Tuesday, January 19, 2021

The Mystery of Predestination

"And those He predestined, He also called; those He called, He also justified; those He justified, He also glorified" (Romans 8:30).

Today we begin a brief survey of the doctrine of predestination. The Westminster Confession of Faith states that “the doctrine of this high mystery of predestination is to be handled with special prudence and care” (WCF 3:8). Let us bear in mind these wise words as we proceed.

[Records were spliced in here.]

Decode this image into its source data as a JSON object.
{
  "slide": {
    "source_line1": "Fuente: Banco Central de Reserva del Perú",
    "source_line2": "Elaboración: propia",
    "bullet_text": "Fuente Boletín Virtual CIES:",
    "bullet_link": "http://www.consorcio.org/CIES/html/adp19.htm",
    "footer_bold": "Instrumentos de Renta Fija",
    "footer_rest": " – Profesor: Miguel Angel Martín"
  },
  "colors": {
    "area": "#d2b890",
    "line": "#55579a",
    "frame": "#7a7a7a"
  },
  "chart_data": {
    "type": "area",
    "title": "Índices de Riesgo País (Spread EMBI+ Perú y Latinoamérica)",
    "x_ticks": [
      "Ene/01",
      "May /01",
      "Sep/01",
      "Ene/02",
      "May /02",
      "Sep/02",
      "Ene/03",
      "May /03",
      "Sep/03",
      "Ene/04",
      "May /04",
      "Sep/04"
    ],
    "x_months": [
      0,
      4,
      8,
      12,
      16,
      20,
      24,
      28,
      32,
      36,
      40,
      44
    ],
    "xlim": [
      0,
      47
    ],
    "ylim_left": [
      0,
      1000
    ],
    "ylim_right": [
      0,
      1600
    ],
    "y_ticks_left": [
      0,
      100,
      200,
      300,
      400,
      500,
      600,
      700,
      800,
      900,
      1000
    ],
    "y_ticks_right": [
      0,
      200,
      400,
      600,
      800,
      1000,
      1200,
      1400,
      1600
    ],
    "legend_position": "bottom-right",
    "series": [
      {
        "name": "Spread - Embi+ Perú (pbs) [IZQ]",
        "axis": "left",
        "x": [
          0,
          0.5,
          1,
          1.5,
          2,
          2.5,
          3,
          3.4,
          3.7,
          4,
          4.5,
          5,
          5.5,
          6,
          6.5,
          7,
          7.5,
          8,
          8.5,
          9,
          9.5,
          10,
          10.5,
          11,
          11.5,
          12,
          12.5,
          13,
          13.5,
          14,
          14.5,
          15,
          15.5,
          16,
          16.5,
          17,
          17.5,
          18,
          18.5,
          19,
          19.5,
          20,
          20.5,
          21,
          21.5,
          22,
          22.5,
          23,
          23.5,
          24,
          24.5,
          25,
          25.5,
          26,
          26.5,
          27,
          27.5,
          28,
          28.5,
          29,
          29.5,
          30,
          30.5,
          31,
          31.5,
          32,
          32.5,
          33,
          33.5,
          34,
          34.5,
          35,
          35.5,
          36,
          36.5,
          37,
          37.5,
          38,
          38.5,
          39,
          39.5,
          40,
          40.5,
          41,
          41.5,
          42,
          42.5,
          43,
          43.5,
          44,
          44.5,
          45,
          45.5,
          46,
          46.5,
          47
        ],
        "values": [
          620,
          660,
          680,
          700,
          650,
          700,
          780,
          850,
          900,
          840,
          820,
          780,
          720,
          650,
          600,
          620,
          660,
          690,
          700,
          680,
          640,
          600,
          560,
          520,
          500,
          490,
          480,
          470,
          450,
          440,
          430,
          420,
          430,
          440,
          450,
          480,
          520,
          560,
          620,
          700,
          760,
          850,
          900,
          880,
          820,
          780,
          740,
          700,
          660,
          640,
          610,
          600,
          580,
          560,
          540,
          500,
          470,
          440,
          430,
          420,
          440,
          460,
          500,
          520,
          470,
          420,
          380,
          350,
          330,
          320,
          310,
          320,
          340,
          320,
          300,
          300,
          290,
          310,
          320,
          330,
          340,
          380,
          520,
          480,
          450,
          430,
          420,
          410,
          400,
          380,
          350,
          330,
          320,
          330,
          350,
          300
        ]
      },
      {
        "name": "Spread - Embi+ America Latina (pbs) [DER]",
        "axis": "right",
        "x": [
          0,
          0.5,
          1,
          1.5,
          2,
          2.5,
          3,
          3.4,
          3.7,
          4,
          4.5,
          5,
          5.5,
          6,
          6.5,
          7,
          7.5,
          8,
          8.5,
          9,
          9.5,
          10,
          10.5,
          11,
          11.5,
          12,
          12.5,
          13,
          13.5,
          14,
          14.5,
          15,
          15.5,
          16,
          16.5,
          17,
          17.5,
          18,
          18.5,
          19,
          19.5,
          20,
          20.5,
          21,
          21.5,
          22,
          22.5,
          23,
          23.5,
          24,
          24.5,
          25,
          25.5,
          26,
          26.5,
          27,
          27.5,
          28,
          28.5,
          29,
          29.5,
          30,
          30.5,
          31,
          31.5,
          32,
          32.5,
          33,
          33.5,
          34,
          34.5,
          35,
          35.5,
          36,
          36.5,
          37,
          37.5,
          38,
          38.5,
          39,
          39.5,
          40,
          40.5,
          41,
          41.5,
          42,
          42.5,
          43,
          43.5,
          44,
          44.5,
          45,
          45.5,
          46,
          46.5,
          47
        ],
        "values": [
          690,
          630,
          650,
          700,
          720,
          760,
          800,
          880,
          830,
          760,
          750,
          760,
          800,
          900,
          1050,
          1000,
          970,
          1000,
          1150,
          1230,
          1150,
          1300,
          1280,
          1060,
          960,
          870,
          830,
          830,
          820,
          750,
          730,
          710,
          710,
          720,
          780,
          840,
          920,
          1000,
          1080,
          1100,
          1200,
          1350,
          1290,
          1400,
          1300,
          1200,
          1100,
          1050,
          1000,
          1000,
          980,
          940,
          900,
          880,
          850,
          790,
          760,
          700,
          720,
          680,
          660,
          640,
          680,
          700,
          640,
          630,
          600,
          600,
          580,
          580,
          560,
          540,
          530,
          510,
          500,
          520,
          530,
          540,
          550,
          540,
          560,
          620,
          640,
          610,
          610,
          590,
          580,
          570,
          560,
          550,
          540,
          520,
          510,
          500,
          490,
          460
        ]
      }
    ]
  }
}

The word predestination is a compound of pre, meaning “before” and “destination.” It means that our destination is fixed in advance. In theology, predestination is not usually used to cover the question of whether God foreordains each and every event in our lives, but is used for the question of our personal destinations: heaven or hell. Predestination is concerned with salvation. The doctrine of providence addresses God’s superintendence of everything that happens in history.

There are three approaches to predestination of which we need to be aware. The first is called Pelagianism, after the early church heretic Pelagius. His fundamental assumption was that the natural man has within himself the capacity to keep the commandments of God to such a degree as to be redeemed without any help from divine grace. Against Pelagius, Augustine stressed the total dependence of the sinner upon the grace of God for salvation. He repudiated Pelagianism as an early form of humanism. Pelagianism is found in the cults, in many liberal circles, and even among former evangelicals who now teach that God is trapped in time and has no idea of what the future will bring (the “limited god” doctrine).

Within authentic Christianity there are two views of predestination. Semi-Pelagianism, or Arminianism, holds that God does indeed predestine the saints to salvation, and that His grace is necessary, but that predestination is based on His knowledge of who will and who will not freely respond to His general grace.

Augustinianism holds that God’s choice is based solely in His sovereign good pleasure. Man is so depraved in his fallenness that apart from the irresistible grace of God, no one could ever turn to Christ. Jesus made this clear in John 6:44.

Great Augustinian theologians include Martin Luther, John Calvin, Thomas Aquinas, Jonathan Edwards. That such great men agreed with Augustine does not make their doctrine true, but we should give it serious consideration. Ask God to help you seek truth as we study this subject in coming days.